А под воскресенье или праздник соберётся где-нибудь толпа мужиков, подойдут женщины, парни, девки — собирается немаленькая гурьба, и начинают в сотый раз пережёвывать того чудного Хруща.
И вот — неведомо откуда — появилась в селе молва, что он ни Хрущ, ни Притика, а прямо-таки Иван Вареник — крепостной пана Польского, что был помещиком в Песках.
Такая молва сбила с толку и суд, и громаду. Что с ним делать? Как теперь его судить? Кинулись к пану — пан открестился: делайте с ним, мол, что хотите, как знаете... Тогда громада решила дело. Как брили парней в рекруты: «В некруты его!.. Лоб ему! лоб!..» — закричала громада. Поехал голова в Гетьманское, пошёл куда нужно, отнёс всё, как следует — и «перевёртыша» прямо из тюрьмы повели на приём. Побрили лоб, переименовали его в четвёртый раз — и стал он из Вареника Хрущовым. Вскоре его куда-то погнали — и больше он ни возвращался, ни отзывался.

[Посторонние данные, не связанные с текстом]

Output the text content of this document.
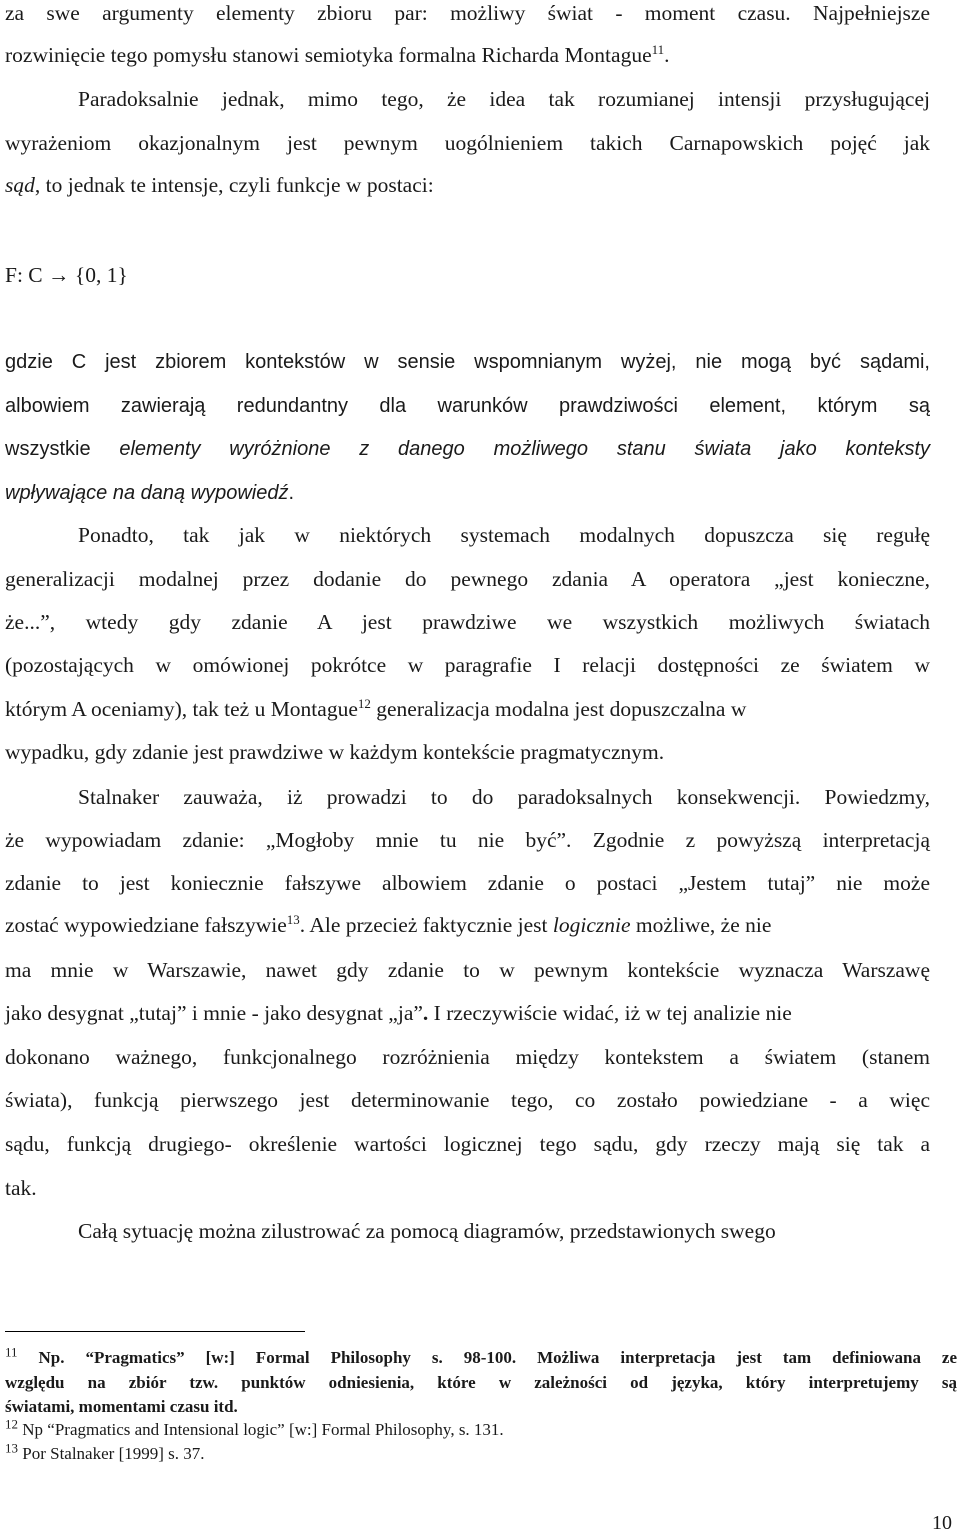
za swe argumenty elementy zbioru par: możliwy świat - moment czasu. Najpełniejsze
rozwinięcie tego pomysłu stanowi semiotyka formalna Richarda Montague$^{11}$.
Paradoksalnie jednak, mimo tego, że idea tak rozumianej intensji przysługującej
wyrażeniom okazjonalnym jest pewnym uogólnieniem takich Carnapowskich pojęć jak
sąd, to jednak te intensje, czyli funkcje w postaci:
F: C → {0, 1}
gdzie C jest zbiorem kontekstów w sensie wspomnianym wyżej, nie mogą być sądami,
albowiem zawierają redundantny dla warunków prawdziwości element, którym są
wszystkie elementy wyróżnione z danego możliwego stanu świata jako konteksty
wpływające na daną wypowiedź.
Ponadto, tak jak w niektórych systemach modalnych dopuszcza się regułę
generalizacji modalnej przez dodanie do pewnego zdania A operatora „jest konieczne,
że...”, wtedy gdy zdanie A jest prawdziwe we wszystkich możliwych światach
(pozostających w omówionej pokrótce w paragrafie I relacji dostępności ze światem w
którym A oceniamy), tak też u Montague$^{12}$ generalizacja modalna jest dopuszczalna w
wypadku, gdy zdanie jest prawdziwe w każdym kontekście pragmatycznym.
Stalnaker zauważa, iż prowadzi to do paradoksalnych konsekwencji. Powiedzmy,
że wypowiadam zdanie: „Mogłoby mnie tu nie być”. Zgodnie z powyższą interpretacją
zdanie to jest koniecznie fałszywe albowiem zdanie o postaci „Jestem tutaj” nie może
zostać wypowiedziane fałszywie$^{13}$. Ale przecież faktycznie jest logicznie możliwe, że nie
ma mnie w Warszawie, nawet gdy zdanie to w pewnym kontekście wyznacza Warszawę
jako desygnat „tutaj” i mnie - jako desygnat „ja”. I rzeczywiście widać, iż w tej analizie nie
dokonano ważnego, funkcjonalnego rozróżnienia między kontekstem a światem (stanem
świata), funkcją pierwszego jest determinowanie tego, co zostało powiedziane - a więc
sądu, funkcją drugiego- określenie wartości logicznej tego sądu, gdy rzeczy mają się tak a
tak.
Całą sytuację można zilustrować za pomocą diagramów, przedstawionych swego
$^{11}$ Np. “Pragmatics” [w:] Formal Philosophy s. 98-100. Możliwa interpretacja jest tam definiowana ze
względu na zbiór tzw. punktów odniesienia, które w zależności od języka, który interpretujemy są
światami, momentami czasu itd.
$^{12}$ Np “Pragmatics and Intensional logic” [w:] Formal Philosophy, s. 131.
$^{13}$ Por Stalnaker [1999] s. 37.
10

Отдали Остапа в солдаты перед Покровом. А как раз перед самым отъездом Мотря родила сына — и родила не абы как. Роды были ужасно тяжёлые: Мотря мучилась два дня и две ночи, крича не своим голосом... Что только ни делала «длиннорукая» бабка-повитуха — ничто не помогало. Едва Мотря не отправилась на тот свет. Уже и не кричала, и не стонала — лежала, как мёртвое полено... И только на третий день «Господь её помиловал»: среди тихого Оришкиного плача раздался громкий детский крик...
— Генерал!.. — воскликнула от радости «длиннорукая» бабка.
Оришка подняла руку, перекрестилась... Мотря тяжело вздохнула — и открыла сомкнутые глаза... Хату наполнило тихое утешение.
Но как только люди узнали о таких родах — снова загомонили. Пошли опять по селу шёпот, насмешки, тайные страхи... Дошло до того, что Вареника уже никто не считал за человека, а принимали за самого чёрта... Некоторые даже заметили у него маленькие рожки, когда его стригли в приёмной.